Zudem seien eine Vielzahl von Bezeichnungen, welche den Wortbestandteil „[X.]“ enthielten und in Struktur und Aufbau als Kombination mit einem Gattungsbegriff der angemeldeten Bezeichnung [X.] [X.] vergleichbar seien, als Marken eingetragen worden. Dies verdeutliche, dass der Verkehr daran gewöhnt sei, aus dem Begriff „[X.]“ und einem Gattungsbegriff gebildete [X.] als betriebliche Herkunftshinweise und damit als Marke wahrzunehmen, was auch für entsprechende Kombinationen mit anderen Flussnamen gelte, so dass der angemeldeten Bezeichnung [X.] [X.] eine Schutzfähigkeit nicht abgesprochen werden könne.

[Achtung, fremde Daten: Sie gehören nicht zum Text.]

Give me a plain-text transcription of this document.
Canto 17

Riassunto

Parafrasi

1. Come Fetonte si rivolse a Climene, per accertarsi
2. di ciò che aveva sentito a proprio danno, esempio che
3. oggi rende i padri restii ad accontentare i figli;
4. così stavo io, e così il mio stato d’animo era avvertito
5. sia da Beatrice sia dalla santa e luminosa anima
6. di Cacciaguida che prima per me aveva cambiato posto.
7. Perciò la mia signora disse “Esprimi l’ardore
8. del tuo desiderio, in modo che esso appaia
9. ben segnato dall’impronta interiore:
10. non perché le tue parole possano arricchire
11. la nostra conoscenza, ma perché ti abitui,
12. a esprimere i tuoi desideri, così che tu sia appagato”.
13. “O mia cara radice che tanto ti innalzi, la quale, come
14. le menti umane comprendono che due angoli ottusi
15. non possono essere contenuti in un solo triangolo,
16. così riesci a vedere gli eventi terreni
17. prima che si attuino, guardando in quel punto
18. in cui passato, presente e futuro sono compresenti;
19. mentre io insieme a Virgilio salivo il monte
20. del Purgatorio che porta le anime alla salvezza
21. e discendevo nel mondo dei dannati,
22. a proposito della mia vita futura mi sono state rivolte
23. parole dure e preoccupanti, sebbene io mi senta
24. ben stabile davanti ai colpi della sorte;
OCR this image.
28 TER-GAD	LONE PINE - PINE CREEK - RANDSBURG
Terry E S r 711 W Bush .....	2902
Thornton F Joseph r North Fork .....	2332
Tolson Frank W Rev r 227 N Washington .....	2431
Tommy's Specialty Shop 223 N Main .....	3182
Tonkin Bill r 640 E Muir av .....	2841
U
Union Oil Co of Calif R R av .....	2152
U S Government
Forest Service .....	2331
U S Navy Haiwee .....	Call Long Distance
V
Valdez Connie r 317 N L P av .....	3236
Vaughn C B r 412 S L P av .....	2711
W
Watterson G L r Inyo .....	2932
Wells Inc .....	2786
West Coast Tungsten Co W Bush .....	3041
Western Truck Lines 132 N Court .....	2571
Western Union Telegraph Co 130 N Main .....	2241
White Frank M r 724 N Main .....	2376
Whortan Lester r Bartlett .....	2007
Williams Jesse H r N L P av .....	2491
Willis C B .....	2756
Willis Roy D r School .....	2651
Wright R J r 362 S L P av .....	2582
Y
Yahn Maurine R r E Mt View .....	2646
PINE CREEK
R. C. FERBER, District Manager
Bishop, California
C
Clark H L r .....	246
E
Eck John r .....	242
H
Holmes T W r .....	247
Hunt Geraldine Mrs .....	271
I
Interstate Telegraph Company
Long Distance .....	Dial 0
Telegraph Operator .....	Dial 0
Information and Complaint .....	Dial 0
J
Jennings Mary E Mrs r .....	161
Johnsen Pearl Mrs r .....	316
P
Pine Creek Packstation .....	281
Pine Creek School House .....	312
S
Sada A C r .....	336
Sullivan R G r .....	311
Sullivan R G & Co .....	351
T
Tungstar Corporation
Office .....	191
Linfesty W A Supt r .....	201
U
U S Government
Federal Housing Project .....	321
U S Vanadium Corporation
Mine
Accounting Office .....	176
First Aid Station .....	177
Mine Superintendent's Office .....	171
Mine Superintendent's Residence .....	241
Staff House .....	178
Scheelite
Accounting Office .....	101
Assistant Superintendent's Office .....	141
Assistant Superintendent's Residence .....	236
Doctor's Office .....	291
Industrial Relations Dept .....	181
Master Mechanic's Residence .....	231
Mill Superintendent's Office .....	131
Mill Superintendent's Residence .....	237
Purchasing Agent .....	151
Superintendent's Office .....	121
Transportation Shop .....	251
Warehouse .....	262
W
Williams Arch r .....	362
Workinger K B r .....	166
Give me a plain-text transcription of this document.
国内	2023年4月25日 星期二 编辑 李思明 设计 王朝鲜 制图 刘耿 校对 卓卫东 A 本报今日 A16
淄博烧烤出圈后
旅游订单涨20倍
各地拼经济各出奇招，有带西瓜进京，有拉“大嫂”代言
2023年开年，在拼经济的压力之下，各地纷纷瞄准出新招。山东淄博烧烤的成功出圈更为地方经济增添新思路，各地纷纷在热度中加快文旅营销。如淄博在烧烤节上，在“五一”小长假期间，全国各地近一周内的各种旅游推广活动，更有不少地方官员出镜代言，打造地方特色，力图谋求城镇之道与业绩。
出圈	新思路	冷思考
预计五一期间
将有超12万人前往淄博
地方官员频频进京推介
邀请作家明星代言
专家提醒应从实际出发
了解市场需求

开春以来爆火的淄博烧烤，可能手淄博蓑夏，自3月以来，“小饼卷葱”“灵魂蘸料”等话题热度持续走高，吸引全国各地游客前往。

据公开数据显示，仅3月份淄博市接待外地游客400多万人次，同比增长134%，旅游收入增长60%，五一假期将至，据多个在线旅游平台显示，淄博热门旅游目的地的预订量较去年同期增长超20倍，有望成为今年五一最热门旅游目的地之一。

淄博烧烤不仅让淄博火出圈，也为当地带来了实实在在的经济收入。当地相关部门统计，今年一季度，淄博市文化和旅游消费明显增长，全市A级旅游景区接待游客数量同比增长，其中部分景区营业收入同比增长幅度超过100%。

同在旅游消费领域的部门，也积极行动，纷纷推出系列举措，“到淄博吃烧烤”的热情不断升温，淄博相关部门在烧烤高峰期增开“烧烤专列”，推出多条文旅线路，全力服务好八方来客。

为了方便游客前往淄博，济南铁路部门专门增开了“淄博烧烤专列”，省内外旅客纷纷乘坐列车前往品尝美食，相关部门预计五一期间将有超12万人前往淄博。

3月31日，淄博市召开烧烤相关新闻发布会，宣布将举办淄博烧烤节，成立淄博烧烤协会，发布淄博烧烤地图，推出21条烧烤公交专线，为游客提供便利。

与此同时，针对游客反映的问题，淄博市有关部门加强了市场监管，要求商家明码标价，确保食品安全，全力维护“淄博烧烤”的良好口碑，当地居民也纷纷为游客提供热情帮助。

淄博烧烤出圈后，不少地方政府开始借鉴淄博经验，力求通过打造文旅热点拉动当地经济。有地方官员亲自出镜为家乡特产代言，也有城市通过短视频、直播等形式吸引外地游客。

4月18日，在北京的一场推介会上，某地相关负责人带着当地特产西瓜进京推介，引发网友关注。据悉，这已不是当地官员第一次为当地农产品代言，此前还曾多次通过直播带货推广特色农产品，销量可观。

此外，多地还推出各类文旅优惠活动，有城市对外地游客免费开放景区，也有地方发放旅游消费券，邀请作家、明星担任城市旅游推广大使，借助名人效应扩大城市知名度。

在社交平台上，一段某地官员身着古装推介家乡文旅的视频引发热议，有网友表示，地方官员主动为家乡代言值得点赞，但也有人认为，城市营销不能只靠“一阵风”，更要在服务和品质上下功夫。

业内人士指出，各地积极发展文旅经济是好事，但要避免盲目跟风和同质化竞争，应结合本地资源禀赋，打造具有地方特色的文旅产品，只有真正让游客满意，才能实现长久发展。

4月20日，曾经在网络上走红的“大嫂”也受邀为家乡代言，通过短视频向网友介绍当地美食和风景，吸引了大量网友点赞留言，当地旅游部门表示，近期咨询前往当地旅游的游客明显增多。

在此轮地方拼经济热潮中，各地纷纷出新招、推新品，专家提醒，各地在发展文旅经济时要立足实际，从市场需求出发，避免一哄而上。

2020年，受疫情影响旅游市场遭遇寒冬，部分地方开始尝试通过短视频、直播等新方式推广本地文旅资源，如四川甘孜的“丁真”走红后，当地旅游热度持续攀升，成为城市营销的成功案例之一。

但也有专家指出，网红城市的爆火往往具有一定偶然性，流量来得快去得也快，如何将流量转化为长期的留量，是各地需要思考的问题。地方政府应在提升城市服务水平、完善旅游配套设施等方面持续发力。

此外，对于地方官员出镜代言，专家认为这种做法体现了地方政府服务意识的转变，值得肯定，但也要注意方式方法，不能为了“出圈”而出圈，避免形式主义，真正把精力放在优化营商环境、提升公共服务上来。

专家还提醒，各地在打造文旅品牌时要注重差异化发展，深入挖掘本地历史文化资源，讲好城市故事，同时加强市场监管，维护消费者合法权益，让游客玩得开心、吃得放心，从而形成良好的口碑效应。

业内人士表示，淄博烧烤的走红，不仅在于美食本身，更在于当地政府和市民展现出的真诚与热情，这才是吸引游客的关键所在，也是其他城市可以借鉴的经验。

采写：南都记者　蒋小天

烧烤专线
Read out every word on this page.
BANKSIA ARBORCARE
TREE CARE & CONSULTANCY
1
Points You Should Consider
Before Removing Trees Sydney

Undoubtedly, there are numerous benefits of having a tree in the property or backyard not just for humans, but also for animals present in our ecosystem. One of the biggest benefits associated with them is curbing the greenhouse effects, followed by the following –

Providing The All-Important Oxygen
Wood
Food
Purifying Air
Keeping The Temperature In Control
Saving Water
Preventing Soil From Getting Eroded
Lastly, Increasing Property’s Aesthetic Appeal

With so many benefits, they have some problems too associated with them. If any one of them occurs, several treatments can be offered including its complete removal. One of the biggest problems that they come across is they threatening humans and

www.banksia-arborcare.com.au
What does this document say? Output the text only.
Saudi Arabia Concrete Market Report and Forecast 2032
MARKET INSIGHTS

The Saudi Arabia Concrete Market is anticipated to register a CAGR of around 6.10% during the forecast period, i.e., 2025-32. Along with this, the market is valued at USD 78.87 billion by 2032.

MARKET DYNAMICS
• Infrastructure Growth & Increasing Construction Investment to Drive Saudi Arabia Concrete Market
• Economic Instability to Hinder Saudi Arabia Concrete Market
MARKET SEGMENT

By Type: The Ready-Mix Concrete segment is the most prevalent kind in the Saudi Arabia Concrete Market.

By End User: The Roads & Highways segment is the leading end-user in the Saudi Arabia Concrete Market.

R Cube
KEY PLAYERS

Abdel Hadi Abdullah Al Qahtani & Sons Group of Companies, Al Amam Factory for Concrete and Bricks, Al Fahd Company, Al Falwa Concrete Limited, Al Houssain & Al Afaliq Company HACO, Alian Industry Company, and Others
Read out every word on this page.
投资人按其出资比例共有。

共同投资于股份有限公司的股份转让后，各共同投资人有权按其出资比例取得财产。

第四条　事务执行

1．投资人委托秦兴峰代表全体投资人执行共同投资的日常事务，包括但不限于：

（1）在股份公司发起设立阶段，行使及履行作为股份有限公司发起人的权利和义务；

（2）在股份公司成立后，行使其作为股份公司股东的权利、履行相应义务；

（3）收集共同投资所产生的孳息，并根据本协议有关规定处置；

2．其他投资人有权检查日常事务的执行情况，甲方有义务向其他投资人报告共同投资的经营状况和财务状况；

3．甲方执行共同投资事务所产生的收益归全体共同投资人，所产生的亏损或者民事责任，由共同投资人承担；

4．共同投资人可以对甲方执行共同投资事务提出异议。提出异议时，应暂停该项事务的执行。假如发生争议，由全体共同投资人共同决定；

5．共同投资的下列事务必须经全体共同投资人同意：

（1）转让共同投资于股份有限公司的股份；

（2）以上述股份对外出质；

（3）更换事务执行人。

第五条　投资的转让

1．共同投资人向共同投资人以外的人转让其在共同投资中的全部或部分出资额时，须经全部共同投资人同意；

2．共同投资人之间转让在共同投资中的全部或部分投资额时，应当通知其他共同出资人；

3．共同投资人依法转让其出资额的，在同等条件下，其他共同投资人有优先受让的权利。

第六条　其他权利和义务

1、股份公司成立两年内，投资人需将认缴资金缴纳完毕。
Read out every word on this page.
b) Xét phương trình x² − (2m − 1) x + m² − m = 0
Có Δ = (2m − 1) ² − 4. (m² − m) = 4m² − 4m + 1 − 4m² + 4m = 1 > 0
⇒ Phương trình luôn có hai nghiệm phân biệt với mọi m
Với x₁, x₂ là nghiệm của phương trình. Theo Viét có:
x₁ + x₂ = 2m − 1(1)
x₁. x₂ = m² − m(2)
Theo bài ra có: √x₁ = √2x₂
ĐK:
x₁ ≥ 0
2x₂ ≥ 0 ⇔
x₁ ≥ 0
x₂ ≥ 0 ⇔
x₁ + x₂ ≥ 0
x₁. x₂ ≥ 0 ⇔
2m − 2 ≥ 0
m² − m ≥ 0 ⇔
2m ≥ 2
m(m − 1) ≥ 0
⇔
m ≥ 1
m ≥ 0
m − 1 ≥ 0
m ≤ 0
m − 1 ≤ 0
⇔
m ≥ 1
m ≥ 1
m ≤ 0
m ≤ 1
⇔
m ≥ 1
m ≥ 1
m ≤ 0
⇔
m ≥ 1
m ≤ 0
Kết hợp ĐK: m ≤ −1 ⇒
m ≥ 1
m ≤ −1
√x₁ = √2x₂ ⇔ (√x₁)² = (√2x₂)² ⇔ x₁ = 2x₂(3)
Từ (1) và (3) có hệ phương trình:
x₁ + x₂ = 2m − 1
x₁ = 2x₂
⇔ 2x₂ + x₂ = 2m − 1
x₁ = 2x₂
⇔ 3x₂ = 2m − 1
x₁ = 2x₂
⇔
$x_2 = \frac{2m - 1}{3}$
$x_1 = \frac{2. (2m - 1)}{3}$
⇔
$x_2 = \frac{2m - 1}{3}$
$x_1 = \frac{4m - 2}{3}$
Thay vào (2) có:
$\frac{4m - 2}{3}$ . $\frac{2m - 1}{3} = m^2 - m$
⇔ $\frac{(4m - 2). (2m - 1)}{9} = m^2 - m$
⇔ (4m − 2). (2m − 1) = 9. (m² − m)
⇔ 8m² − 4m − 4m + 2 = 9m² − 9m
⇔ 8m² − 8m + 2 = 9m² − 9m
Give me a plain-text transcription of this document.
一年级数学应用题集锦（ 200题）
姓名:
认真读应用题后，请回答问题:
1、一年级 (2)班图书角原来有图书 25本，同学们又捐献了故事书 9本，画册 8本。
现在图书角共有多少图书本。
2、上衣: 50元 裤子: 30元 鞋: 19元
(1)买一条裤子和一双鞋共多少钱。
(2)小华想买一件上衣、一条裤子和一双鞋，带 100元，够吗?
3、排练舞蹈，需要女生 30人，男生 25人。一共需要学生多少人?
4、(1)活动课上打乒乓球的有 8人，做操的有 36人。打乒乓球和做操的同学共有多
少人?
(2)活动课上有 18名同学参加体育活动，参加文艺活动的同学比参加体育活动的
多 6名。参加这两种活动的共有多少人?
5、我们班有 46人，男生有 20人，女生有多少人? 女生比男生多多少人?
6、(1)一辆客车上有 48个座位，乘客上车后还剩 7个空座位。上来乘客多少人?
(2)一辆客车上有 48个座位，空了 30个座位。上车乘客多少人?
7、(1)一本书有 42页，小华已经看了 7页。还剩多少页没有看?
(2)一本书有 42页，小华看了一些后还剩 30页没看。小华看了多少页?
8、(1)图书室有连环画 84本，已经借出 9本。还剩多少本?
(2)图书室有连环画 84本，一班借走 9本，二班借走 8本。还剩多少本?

Die Anmelderin beantragt sinngemäß,

die Beschlüsse der Markenstelle für Klasse 2 des [X.]s vom vom 3. November 2017 und vom 3. Mai 2019 aufzuheben.

Die Anmelderin hat mit [X.] vom 18. Mai 2021 beantragt, den Termin zur mündlichen Verhandlung vom 20. Mai 2021, welcher auf den von ihr hilfsweise gestellten Antrag anberaumt worden war, aufzuheben und im schriftlichen Verfahren zu entscheiden.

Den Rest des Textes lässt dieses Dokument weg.